Aligning BCP/DR planning and the recovery plans for cyber attacks needn’t be a difficult task. Some firms may need to connect component plans since these are often fragmented across departments such as Security, Incident management, Capacity Management, and Business Continuity. Connecting the dots may highlight gaps between the published RTO or RPO for a service and the recovery time following a cyber attack. Once the plans have been aligned, the organisation can improve resilience capability by:
- Closing gaps in the RTO and RPO for a service where plans show that recovery following a cyber attack would likely overrun these objectives. It may be that investment is required or that a service needs re-architecting to be more resilient.
- Rehearse, rehearse, rehearse. The plan, like any plan, should be rehearsed regularly enough to be familiar to its participants and stakeholders. A great deal of time is often wasted during an incident because roles and communications channels are unclear. This was especially prevalent in the recent TalkTalk cyber incident when communication between IT teams and the board was an issue that prolonged recovery.
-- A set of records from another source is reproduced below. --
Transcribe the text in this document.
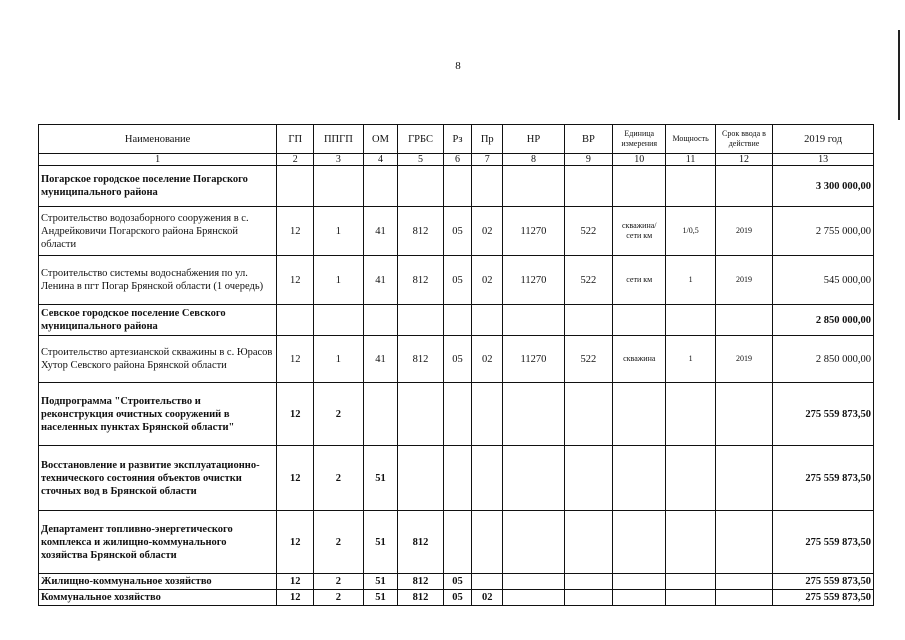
8
Наименование	ГП	ППГП	ОМ	ГРБС	Рз	Пр	НР	ВР	Единица измерения	Мощность	Срок ввода в действие	2019 год
1	2	3	4	5	6	7	8	9	10	11	12	13
Погарское городское поселение Погарского муниципального района												3 300 000,00
Строительство водозаборного сооружения в с. Андрейковичи Погарского района Брянской области	12	1	41	812	05	02	11270	522	скважина/ сети км	1/0,5	2019	2 755 000,00
Строительство системы водоснабжения по ул. Ленина в пгт Погар Брянской области (1 очередь)	12	1	41	812	05	02	11270	522	сети км	1	2019	545 000,00
Севское городское поселение Севского муниципального района												2 850 000,00
Строительство артезианской скважины в с. Юрасов Хутор Севского района Брянской области	12	1	41	812	05	02	11270	522	скважина	1	2019	2 850 000,00
Подпрограмма "Строительство и реконструкция очистных сооружений в населенных пунктах Брянской области"	12	2										275 559 873,50
Восстановление и развитие эксплуатационно-технического состояния объектов очистки сточных вод в Брянской области	12	2	51									275 559 873,50
Департамент топливно-энергетического комплекса и жилищно-коммунального хозяйства Брянской области	12	2	51	812								275 559 873,50
Жилищно-коммунальное хозяйство	12	2	51	812	05							275 559 873,50
Коммунальное хозяйство	12	2	51	812	05	02						275 559 873,50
- Threat intelligence analysis can be used to determine the types of attacks most likely to occur and which organisations are likely to be targeted. Where a firm is exposed to a higher level of risk then preemptive steps can be taken. Some recovery efforts can be pre-staged such as routing through your DDOS protection provider or increasing the frequency of data recovery points.
Firms are exposed to a wide range of outage risks. Planning resilience requires a holistic approach that covers significant threats to systems availability and business’s data. Traditional attitudes and solutions to minimising risk are no longer sufficient and firms are strongly advised to focus on plans that are broader in their scope (i.e. to include current and emerging cyber risks), tightly integrated across siloed functions, as well as being properly documented and rehearsed.